Research visits: A CLARIN Mobility grant paid for a team to come from the CLARIN centre at Charles University, Prague to install and configure a new repository platform for the Oxford Text Archive. The Prague team offer ongoing technical support to the Bodleian Library team supporting the OTA. A UK-based researcher was funded by a Mobility Grant to go to the Meertens Institute in the Netherlands to prepare tutorial materials for a digital humanities course.

Discovery and visibility

Web presence: The CLARIN-UK website (here) is an online showcase for CLARIN consortium members to advertise their activities to potential users, collaborators, and to the European CLARIN community. The UK participants also all have a web presence on the website, including a feature in the Tour de CLARIN in 2020 (publication here), and showcases for UK resources (e.g. Graphcoll from Lancaster University here). Calls for UK events, job advertisements and other news have been widely publicized in the CLARIN Newsletter.

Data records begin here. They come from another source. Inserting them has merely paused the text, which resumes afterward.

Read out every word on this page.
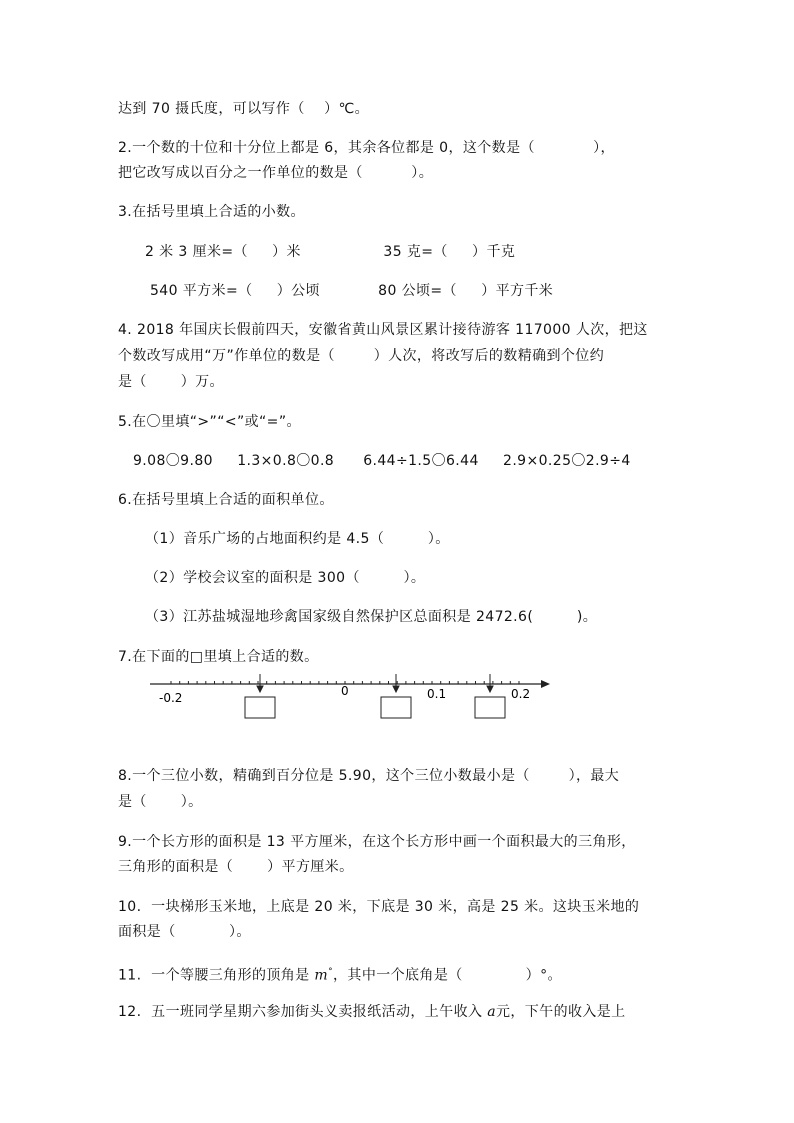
达到 70 摄氏度，可以写作（    ）℃。
2.一个数的十位和十分位上都是 6，其余各位都是 0，这个数是（            ），
把它改写成以百分之一作单位的数是（          ）。
3.在括号里填上合适的小数。
2 米 3 厘米=（     ）米                 35 克=（     ）千克
540 平方米=（     ）公顷            80 公顷=（     ）平方千米
4. 2018 年国庆长假前四天，安徽省黄山风景区累计接待游客 117000 人次，把这
个数改写成用“万”作单位的数是（        ）人次，将改写后的数精确到个位约
是（       ）万。
5.在〇里填“>”“<”或“=”。
9.08〇9.80     1.3×0.8〇0.8      6.44÷1.5〇6.44     2.9×0.25〇2.9÷4
6.在括号里填上合适的面积单位。
（1）音乐广场的占地面积约是 4.5（         ）。
（2）学校会议室的面积是 300（         ）。
（3）江苏盐城湿地珍禽国家级自然保护区总面积是 2472.6(         )。
7.在下面的□里填上合适的数。
-0.2	0	0.1	0.2
8.一个三位小数，精确到百分位是 5.90，这个三位小数最小是（        ），最大
是（       ）。
9.一个长方形的面积是 13 平方厘米，在这个长方形中画一个面积最大的三角形，
三角形的面积是（       ）平方厘米。
10.  一块梯形玉米地，上底是 20 米，下底是 30 米，高是 25 米。这块玉米地的
面积是（           ）。
11.  一个等腰三角形的顶角是 m°，其中一个底角是（             ）°。
12.  五一班同学星期六参加街头义卖报纸活动，上午收入 a元，下午的收入是上
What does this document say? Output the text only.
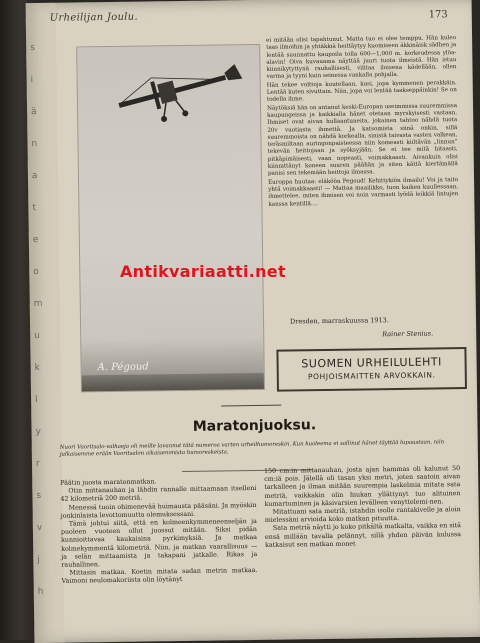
s
i
ä
n
a
t
e
o
m
u
k
l
y
r
s
v
j
h
Urheilijan Joulu.	173
A. Pégoud

ei mitään olisi tapahtunut. Matta tuo ei olee temppu. Hän kuleo taas ilmoihin ja yhtäkkiä heittäytyy kuomiseen äkkinäisk sädhen ja lentää suunnattu kaupoila tolla 600—1,000 m. korkeudessa ylöa-alavin! Oiva kuvauama näyttää juuri tuota ilmeistä. Hän istuu kiinnikytyttynä rauhallisesti, vilitaa iloisena kädellään, ollen varma ja tyyni kuin seinessa vankalla pohjalla.

Hän tekee volttoja kuutellaan, kusi, jopa kymmenen perakkäin. Lentää kuten sivuttain. Niin, jopa voi lentää taakseppäinkin! Se on todella ihme.

Näytöksiä hän on antanut keski-Europan useimmissa suuremmissa kaupungeissa ja kaikkialla hänet otetaan myrskyisesti vastaan. Ihmiset ovat aivan hullaantuneita, jokainen tahtoo nähdä tuota 20v vuotiasta ihmettä. Ja katsomista siinä onkin, sillä suuremmoista on nähdä korkealla, sinistä taivasta vasten valkean, teräsmiltaan auringonpaisteessa niin komeasti kiiltävän „linnun” tekevän heittojaan ja syöksyjään. Se ei tee mitä hitaasti, pitkäpimäisesti, vaan nopeasti, voimakkaasti. Aivankuin olisi kiinnittänyt koneen suuren päähän ja siten kättä kiertämällä panisi sen tekemään heittoja ilmassa.

Europpa huutaa: eläköön Pegoud! Kehittykiön ilmailu! Voi ja taito yhtä voimakkaasti! — Mattaa maailikko, tuon kaiken kuullessaan, ihmettelee, miten ihmisen voi noin varmasti lyödä leikkiä lintujen kanssa kentillä....

Dresden, marraskuussa 1913.
Rainer Stenius.
SUOMEN URHEILULEHTI
POHJOISMAITTEN ARVOKKAIN.
Maratonjuoksu.
Nuori Vaoritsalo-valhaeja oli meille lavannut tätä numeroa varten urheilhumoreskin. Kun kuoleema ei sallinut hänet täyttää lupaustaan, niin julkaisemme erään Vaoritsalon aikaisemmista humoreskeista.

Päätin juosta maratonmatkan.

Otin mittanauhan ja lähdin rannalle mittaamaan itselleni 42 kilometriä 200 metriä.

Menessä tuoin ohimenevää huimausta pääsäni. Ja myöskin jonkinlaista levottomuutta olemuksessani.

Tämä johtui siitä, että en kolmeenkymmeneenseljän ja puoleen vuoteen ollut juossut mitään. Siksi pidän kunnioittavaa kaukaisina pyrkimyksiä. Ja matkaa kolmekymmentä kilometriä. Niin, ja matkan vaarallisuus — ja selän mittaamista ja takapani jatkalle. Rikas ja rauhallinen.

Mittasin matkaa. Koetin mitata sadan metrin matkaa. Vaimoni neulomakoriista olin löytänyt

150 cm:in mittanauhan, josta ajan hammas oli kalunut 50 cm:iä pois. Jälellä oli tasan yksi metri, joten saatoin aivan tarkalleen ja ilman mitään suurempia laskelmia mitata sata metriä, vaikkakin olin hiukan yllättynyt tuo alituinen kumartuminen ja käsivarsien levälleen venyttelemi-nen.

Mitattuani sata metriä, istahdin isolle rantakivelle ja aloin mielessäni arvioida koko matkan pituutta.

Sata metriä näytti jo koko pitkältä matkalta, vaikka en sitä ensä millään tavalla pelännyt, sillä yhden päivän kulussa katkaisut sen matkan monet

Antikvariaatti.net
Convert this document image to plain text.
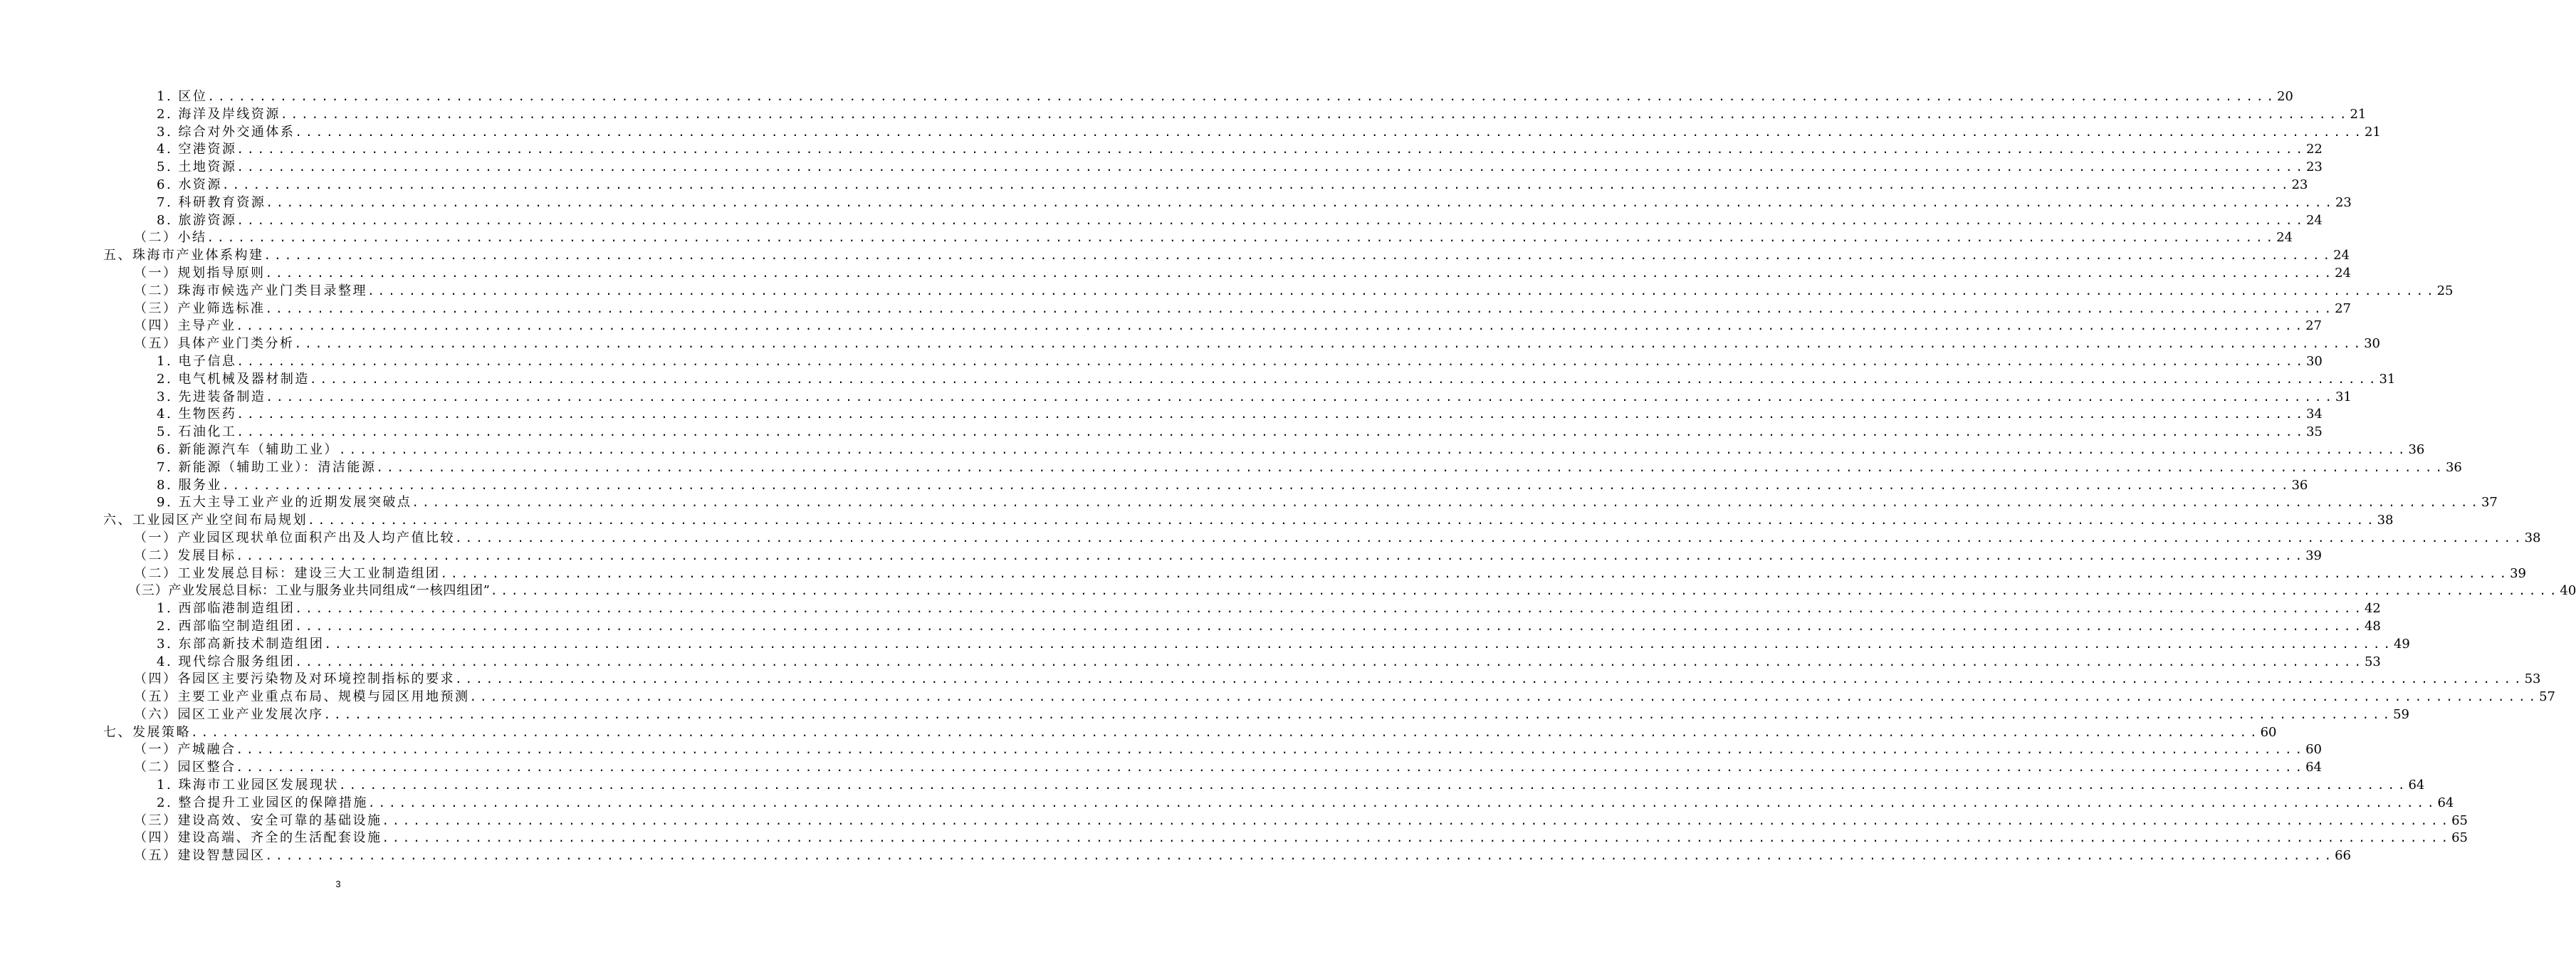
1. 区位 ........................................................................................................................................................................................................ 20
2. 海洋及岸线资源 ........................................................................................................................................................................................................ 21
3. 综合对外交通体系 ........................................................................................................................................................................................................ 21
4. 空港资源 ........................................................................................................................................................................................................ 22
5. 土地资源 ........................................................................................................................................................................................................ 23
6. 水资源 ........................................................................................................................................................................................................ 23
7. 科研教育资源 ........................................................................................................................................................................................................ 23
8. 旅游资源 ........................................................................................................................................................................................................ 24
（二）小结 ........................................................................................................................................................................................................ 24
五、珠海市产业体系构建 ........................................................................................................................................................................................................ 24
（一）规划指导原则 ........................................................................................................................................................................................................ 24
（二）珠海市候选产业门类目录整理 ........................................................................................................................................................................................................ 25
（三）产业筛选标准 ........................................................................................................................................................................................................ 27
（四）主导产业 ........................................................................................................................................................................................................ 27
（五）具体产业门类分析 ........................................................................................................................................................................................................ 30
1. 电子信息 ........................................................................................................................................................................................................ 30
2. 电气机械及器材制造 ........................................................................................................................................................................................................ 31
3. 先进装备制造 ........................................................................................................................................................................................................ 31
4. 生物医药 ........................................................................................................................................................................................................ 34
5. 石油化工 ........................................................................................................................................................................................................ 35
6. 新能源汽车（辅助工业） ........................................................................................................................................................................................................ 36
7. 新能源（辅助工业）：清洁能源 ........................................................................................................................................................................................................ 36
8. 服务业 ........................................................................................................................................................................................................ 36
9. 五大主导工业产业的近期发展突破点 ........................................................................................................................................................................................................ 37
六、工业园区产业空间布局规划 ........................................................................................................................................................................................................ 38
（一）产业园区现状单位面积产出及人均产值比较 ........................................................................................................................................................................................................ 38
（二）发展目标 ........................................................................................................................................................................................................ 39
（二）工业发展总目标：建设三大工业制造组团 ........................................................................................................................................................................................................ 39
（三）产业发展总目标：工业与服务业共同组成“一核四组团” ........................................................................................................................................................................................................ 40
1. 西部临港制造组团 ........................................................................................................................................................................................................ 42
2. 西部临空制造组团 ........................................................................................................................................................................................................ 48
3. 东部高新技术制造组团 ........................................................................................................................................................................................................ 49
4. 现代综合服务组团 ........................................................................................................................................................................................................ 53
（四）各园区主要污染物及对环境控制指标的要求 ........................................................................................................................................................................................................ 53
（五）主要工业产业重点布局、规模与园区用地预测 ........................................................................................................................................................................................................ 57
（六）园区工业产业发展次序 ........................................................................................................................................................................................................ 59
七、发展策略 ........................................................................................................................................................................................................ 60
（一）产城融合 ........................................................................................................................................................................................................ 60
（二）园区整合 ........................................................................................................................................................................................................ 64
1. 珠海市工业园区发展现状 ........................................................................................................................................................................................................ 64
2. 整合提升工业园区的保障措施 ........................................................................................................................................................................................................ 64
（三）建设高效、安全可靠的基础设施 ........................................................................................................................................................................................................ 65
（四）建设高端、齐全的生活配套设施 ........................................................................................................................................................................................................ 65
（五）建设智慧园区 ........................................................................................................................................................................................................ 66
3
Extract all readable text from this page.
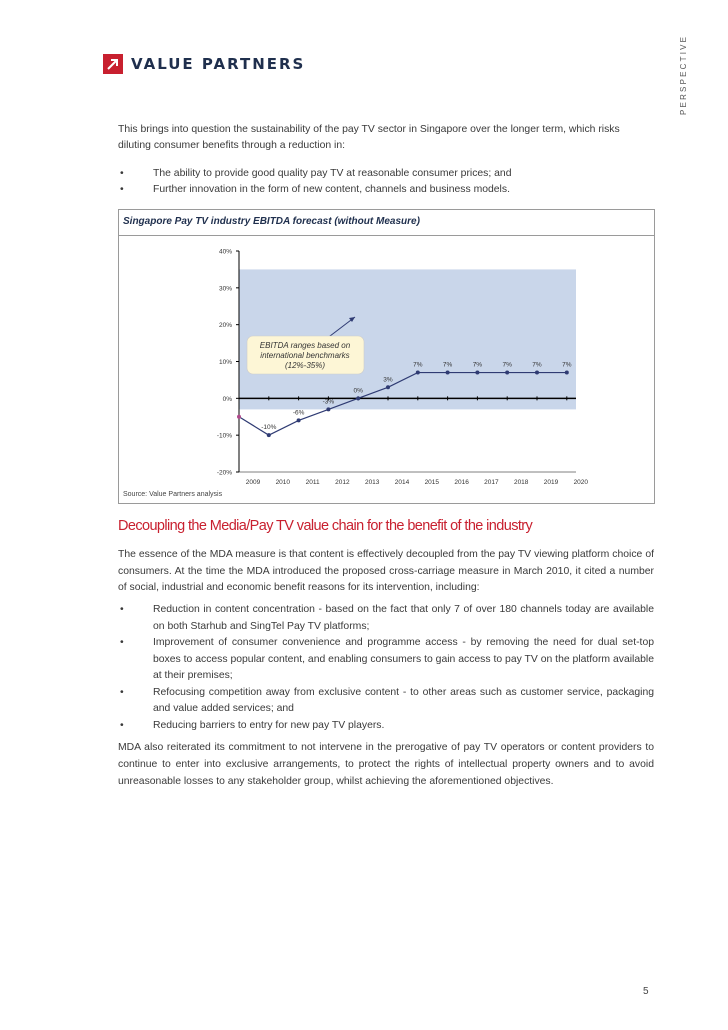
VALUE PARTNERS	PERSPECTIVE
This brings into question the sustainability of the pay TV sector in Singapore over the longer term, which risks diluting consumer benefits through a reduction in:
• The ability to provide good quality pay TV at reasonable consumer prices; and
• Further innovation in the form of new content, channels and business models.
Singapore Pay TV industry EBITDA forecast (without Measure)
40%
30%
20%
10%
0%
-10%
-20%
2009 2010 2011 2012 2013 2014 2015 2016 2017 2018 2019 2020
-10%
-6%
-3%
0%
3%
7%	7%	7%	7%	7%	7%
EBITDA ranges based on
international benchmarks
(12%-35%)
Source: Value Partners analysis
Decoupling the Media/Pay TV value chain for the benefit of the industry
The essence of the MDA measure is that content is effectively decoupled from the pay TV viewing platform choice of consumers. At the time the MDA introduced the proposed cross-carriage measure in March 2010, it cited a number of social, industrial and economic benefit reasons for its intervention, including:
• Reduction in content concentration - based on the fact that only 7 of over 180 channels today are available on both Starhub and SingTel Pay TV platforms;
• Improvement of consumer convenience and programme access - by removing the need for dual set-top boxes to access popular content, and enabling consumers to gain access to pay TV on the platform available at their premises;
• Refocusing competition away from exclusive content - to other areas such as customer service, packaging and value added services; and
• Reducing barriers to entry for new pay TV players.
MDA also reiterated its commitment to not intervene in the prerogative of pay TV operators or content providers to continue to enter into exclusive arrangements, to protect the rights of intellectual property owners and to avoid unreasonable losses to any stakeholder group, whilst achieving the aforementioned objectives.
5
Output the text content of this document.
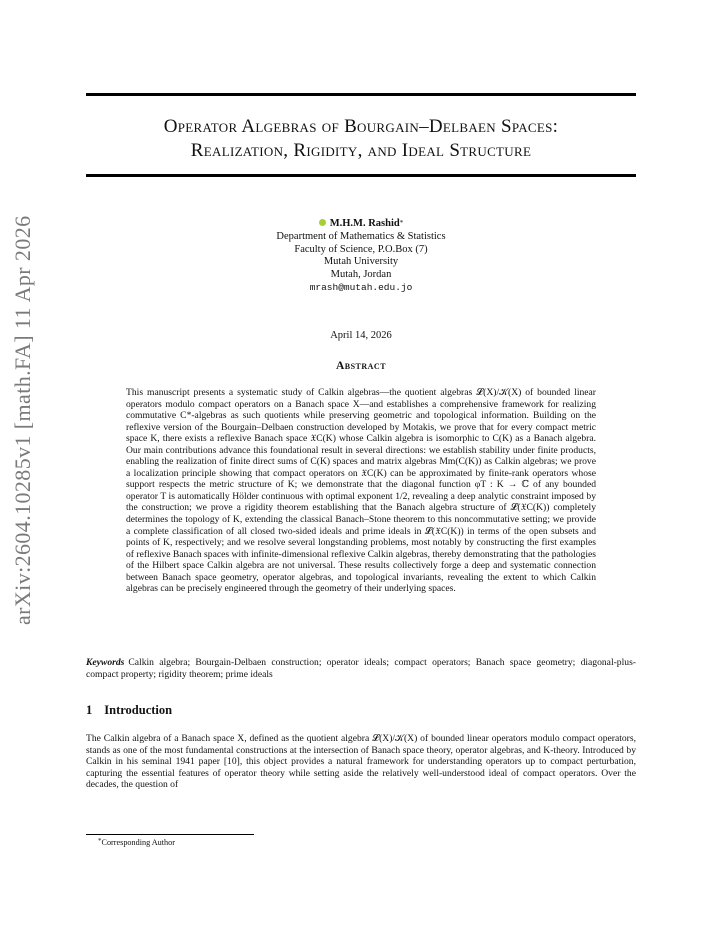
arXiv:2604.10285v1 [math.FA] 11 Apr 2026
Operator Algebras of Bourgain–Delbaen Spaces:
Realization, Rigidity, and Ideal Structure
M.H.M. Rashid*
Department of Mathematics & Statistics
Faculty of Science, P.O.Box (7)
Mutah University
Mutah, Jordan
mrash@mutah.edu.jo
April 14, 2026
Abstract
This manuscript presents a systematic study of Calkin algebras—the quotient algebras 𝓛(X)/𝒦(X) of bounded linear operators modulo compact operators on a Banach space X—and establishes a comprehensive framework for realizing commutative C*-algebras as such quotients while preserving geometric and topological information. Building on the reflexive version of the Bourgain–Delbaen construction developed by Motakis, we prove that for every compact metric space K, there exists a reflexive Banach space 𝔛C(K) whose Calkin algebra is isomorphic to C(K) as a Banach algebra. Our main contributions advance this foundational result in several directions: we establish stability under finite products, enabling the realization of finite direct sums of C(K) spaces and matrix algebras Mm(C(K)) as Calkin algebras; we prove a localization principle showing that compact operators on 𝔛C(K) can be approximated by finite-rank operators whose support respects the metric structure of K; we demonstrate that the diagonal function φT : K → ℂ of any bounded operator T is automatically Hölder continuous with optimal exponent 1/2, revealing a deep analytic constraint imposed by the construction; we prove a rigidity theorem establishing that the Banach algebra structure of 𝓛(𝔛C(K)) completely determines the topology of K, extending the classical Banach–Stone theorem to this noncommutative setting; we provide a complete classification of all closed two-sided ideals and prime ideals in 𝓛(𝔛C(K)) in terms of the open subsets and points of K, respectively; and we resolve several longstanding problems, most notably by constructing the first examples of reflexive Banach spaces with infinite-dimensional reflexive Calkin algebras, thereby demonstrating that the pathologies of the Hilbert space Calkin algebra are not universal. These results collectively forge a deep and systematic connection between Banach space geometry, operator algebras, and topological invariants, revealing the extent to which Calkin algebras can be precisely engineered through the geometry of their underlying spaces.
Keywords Calkin algebra; Bourgain-Delbaen construction; operator ideals; compact operators; Banach space geometry; diagonal-plus-compact property; rigidity theorem; prime ideals
1 Introduction
The Calkin algebra of a Banach space X, defined as the quotient algebra 𝓛(X)/𝒦(X) of bounded linear operators modulo compact operators, stands as one of the most fundamental constructions at the intersection of Banach space theory, operator algebras, and K-theory. Introduced by Calkin in his seminal 1941 paper [10], this object provides a natural framework for understanding operators up to compact perturbation, capturing the essential features of operator theory while setting aside the relatively well-understood ideal of compact operators. Over the decades, the question of
*Corresponding Author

Knowledge centres: CLARIN’s services to provide support, advice and knowledge sharing are based on Knowledge Centres, also known as K-Centres. SOAS is part of the CLARIN Knowledge Centre for Linguistic Diversity and Language Documentation (CKLD), a distributed CLARIN K-Centre set up in 2018, which offers expertise on data and data-related methods, technology and background information on language resources and tools to researchers – including students and native speakers. CKLD is a joint initiative from Hamburg Centre for Language Corpora, Academy of Sciences and Humanities in Hamburg, Endangered Languages Archive and the World Languages Institute at SOAS, and the Data Centre for the Humanities and the Department of Linguistics at the University of Cologne.

Resource discovery: Resources in UK repositories can now appear in CLARIN’s central discovery service, the Virtual Language Observatory. So far this has been implemented for the Oxford Text Archive, but it would be possible for datasets in other repositories. In an experiment in November 2020, a ‘virtual record’ for the Welsh National Corpus was created, so that the corpus appeared in the VLO, while still being curated by the resource creators at the University of Cardiff.

Secure access to restricted resources: Members of UK HEIs can use their institutional credentials to log in to access data and services at more than forty CLARIN centres. These include major repositories for language resources in Denmark, Finland, Germany, the Netherlands and Norway, and more are being added all the time. This seamless access is available to users in all UK HEIs.

CLARIN has carried out the complex work to set up this 'domain of trust'.  When the UK joined CLARIN ERIC as an Observer, the necessary configuration changes were made in the CLARIN infrastructure to allow UK users to log in to restricted resources with their institutional single sign-on. There have been at least 1143 accesses of CLARIN data from the UK via the CLARIN identity provider since 2015.

The CLARIN identity provider also provides a route for those who don’t have credentials from a participating institution to register and obtain a valid identifier. A number of UK-based researchers have made use of this facility for ‘waifs and strays’.

There is support available from CLARIN for UK service providers to offer this access to their own secure resources as well, and this has been implemented at the Oxford Text Archive, with more than 500 users since July 2020, from all around the world, logging in with their institutional credentials to access secure protected resources, thanks to CLARIN.